L’auteur de la fusillade meurtrière en Arizona a comparu devant la justice lundi, alors que l’Amérique se recueillait en hommage aux victimes, dont la mémoire sera saluée mercredi lors d’une cérémonie officielle à laquelle participera le président Obama.

En début d’après-midi, Jared Loughner, 22 ans, a comparu pour la première fois devant la justice à Phoenix (Arizona, sud-ouest des Etats-Unis), où il s’est vu signifier les charges retenues contre lui, qui pourraient lui valoir la peine de mort.

Lors de l’audience d’un peu moins d’un quart d’heure, l’accusé, crâne rasé, menotté et chaînes aux pieds, a semblé parfaitement comprendre la situation. Il a répondu de façon calme et concentrée aux questions réglementaires du juge. Sa photo de détenu, publiée dans l’après-midi par les autorités, montre un jeune homme glabre et souriant, au regard perçant.

Recueillement

Dans la matinée, de Wall Street à la Maison Blanche, les Américains se sont recueillis pendant une minute, en hommage aux six personnes tuées, dont une fillette de 9 ans, à la représentante Gabrielle Giffords, grièvement blessée, et aux 13 autres personnes blessées lors de la fusillade de samedi à Tucson.

Le président Obama se rendra mercredi à Tucson pour assister à une cérémonie d’hommage aux victimes, a annoncé son entourage. Plus tôt dans la journée, Barack Obama avait réaffirmé que les Etats-Unis et lui-même étaient toujours sous le «choc» et ressentaient beaucoup de «chagrin».

Michael Lemole, neurochirurgien à l’hôpital universitaire (UMC) de Tucson, a réitéré son «optimisme» quant au rétablissement de Mme Giffords, qui continue à réagir à des commandes simples, comme lever le doigt. «Aucun changement dans l’état de santé à ce stade est une bonne chose. Et nous n’avons aucun changement», a-t-il déclaré. «Chaque jour qui passe sans que la situation n’empire nous rend un peu plus optimistes», a-t-il dit.

La gouverneur de l’Arizona, la républicaine Jan Brewer, a pour sa part reporté le discours qu’elle devait prononcer sur l’Etat de l’Arizona, considérant que le moment était au recueillement. «Les événements de samedi n’étaient pas seulement une attaque contre des personnes aimées et disparues, mais une violation de notre république et de notre démocratie», a-t-elle déclaré.

Un jeune homme très perturbé

Les motifs de Jared Loghner, dont la cible était clairement Mme Giffords, restaient inconnus lundi. Les journaux peignaient le portrait d’un jeune homme mentalement très instable, auteur de vidéos et de textes bizarres diffusés sur internet, rejeté par l’armée du fait de sa consommation de drogue et exclu de l’université en raison de son comportement inquiétant.

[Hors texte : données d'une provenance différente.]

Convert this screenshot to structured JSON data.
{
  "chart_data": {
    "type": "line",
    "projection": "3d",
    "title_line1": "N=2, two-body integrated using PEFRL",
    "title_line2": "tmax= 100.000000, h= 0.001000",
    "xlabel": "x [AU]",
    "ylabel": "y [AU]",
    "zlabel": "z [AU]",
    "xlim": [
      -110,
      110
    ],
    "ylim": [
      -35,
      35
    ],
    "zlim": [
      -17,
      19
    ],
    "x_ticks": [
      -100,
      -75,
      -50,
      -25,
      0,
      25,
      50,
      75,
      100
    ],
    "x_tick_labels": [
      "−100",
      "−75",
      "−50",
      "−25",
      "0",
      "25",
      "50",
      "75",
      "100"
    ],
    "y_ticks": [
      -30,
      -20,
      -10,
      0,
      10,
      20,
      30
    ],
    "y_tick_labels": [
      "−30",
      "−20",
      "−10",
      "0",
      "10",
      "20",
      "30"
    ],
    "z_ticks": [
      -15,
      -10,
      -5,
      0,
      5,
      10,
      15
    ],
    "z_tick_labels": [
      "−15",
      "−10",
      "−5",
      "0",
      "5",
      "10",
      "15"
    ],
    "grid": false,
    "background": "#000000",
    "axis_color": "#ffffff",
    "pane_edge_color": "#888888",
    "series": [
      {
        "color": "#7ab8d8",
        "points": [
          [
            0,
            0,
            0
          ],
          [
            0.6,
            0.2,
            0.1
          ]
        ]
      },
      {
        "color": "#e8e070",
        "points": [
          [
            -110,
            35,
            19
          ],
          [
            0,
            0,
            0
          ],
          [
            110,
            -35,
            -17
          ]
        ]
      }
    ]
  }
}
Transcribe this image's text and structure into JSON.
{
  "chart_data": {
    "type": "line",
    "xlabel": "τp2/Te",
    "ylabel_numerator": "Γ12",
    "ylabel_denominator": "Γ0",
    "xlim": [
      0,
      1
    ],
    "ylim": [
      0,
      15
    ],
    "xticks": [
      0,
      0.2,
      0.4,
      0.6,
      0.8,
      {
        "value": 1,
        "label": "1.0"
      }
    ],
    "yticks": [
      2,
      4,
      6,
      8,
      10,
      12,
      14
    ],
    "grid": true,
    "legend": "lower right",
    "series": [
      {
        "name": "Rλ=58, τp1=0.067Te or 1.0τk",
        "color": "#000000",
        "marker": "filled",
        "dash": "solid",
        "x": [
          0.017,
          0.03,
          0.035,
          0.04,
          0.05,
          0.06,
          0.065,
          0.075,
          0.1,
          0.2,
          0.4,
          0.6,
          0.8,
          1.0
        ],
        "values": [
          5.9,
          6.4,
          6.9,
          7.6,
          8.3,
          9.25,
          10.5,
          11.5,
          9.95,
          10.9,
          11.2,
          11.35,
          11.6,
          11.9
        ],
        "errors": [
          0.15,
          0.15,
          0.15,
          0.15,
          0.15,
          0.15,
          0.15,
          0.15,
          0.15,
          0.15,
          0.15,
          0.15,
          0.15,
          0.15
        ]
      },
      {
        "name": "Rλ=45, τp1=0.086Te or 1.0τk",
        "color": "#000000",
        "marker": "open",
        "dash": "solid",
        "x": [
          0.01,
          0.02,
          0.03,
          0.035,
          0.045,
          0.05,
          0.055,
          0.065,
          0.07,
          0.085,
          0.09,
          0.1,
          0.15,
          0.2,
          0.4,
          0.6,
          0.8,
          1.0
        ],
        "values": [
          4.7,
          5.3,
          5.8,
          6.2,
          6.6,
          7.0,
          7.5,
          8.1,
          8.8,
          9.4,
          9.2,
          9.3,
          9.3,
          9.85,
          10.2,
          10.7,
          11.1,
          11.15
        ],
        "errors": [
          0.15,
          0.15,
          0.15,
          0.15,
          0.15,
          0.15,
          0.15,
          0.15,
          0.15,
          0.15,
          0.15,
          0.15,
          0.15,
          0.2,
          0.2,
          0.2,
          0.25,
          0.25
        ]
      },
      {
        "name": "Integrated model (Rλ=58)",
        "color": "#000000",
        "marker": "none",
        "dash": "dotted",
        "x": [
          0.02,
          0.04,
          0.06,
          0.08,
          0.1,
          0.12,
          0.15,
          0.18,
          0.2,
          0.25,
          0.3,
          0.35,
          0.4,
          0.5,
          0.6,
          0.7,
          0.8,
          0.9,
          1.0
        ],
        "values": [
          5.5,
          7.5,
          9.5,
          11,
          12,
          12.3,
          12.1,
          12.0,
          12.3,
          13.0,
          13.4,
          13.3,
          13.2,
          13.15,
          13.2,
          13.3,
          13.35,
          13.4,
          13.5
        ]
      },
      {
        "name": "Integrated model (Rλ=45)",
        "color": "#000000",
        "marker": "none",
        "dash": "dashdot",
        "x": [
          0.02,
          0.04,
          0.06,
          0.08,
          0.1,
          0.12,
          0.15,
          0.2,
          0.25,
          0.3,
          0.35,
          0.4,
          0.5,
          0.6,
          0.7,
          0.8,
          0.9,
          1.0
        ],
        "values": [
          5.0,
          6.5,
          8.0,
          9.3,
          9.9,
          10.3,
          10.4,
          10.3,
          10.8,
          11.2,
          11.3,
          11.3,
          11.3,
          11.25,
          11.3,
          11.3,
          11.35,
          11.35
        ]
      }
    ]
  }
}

Les Tea parties rejettent toute responsabilité

Sans attendre de connaître les mobiles du drame, de nombreux blogueurs de gauche se sont emparés de l’attentat pour dénoncer le parti républicain et les ultra-conservateurs du «tea party», les accusant d’avoir créé un climat incitant à la violence.

Lundi, des militants du «tea party» ont qualifié de «scandaleuses» les accusations visant leur mouvement et leur égérie républicaine Sarah Palin. «Nous n’avons rien à voir avec cet événement tragique et horrible», a déploré le «Tea Party Express», l’une des principales composantes de la mouvance conservatrice, pour qui ces critiques illustrent la volonté de la gauche américaine de «tenter d’exploiter» politiquement le drame.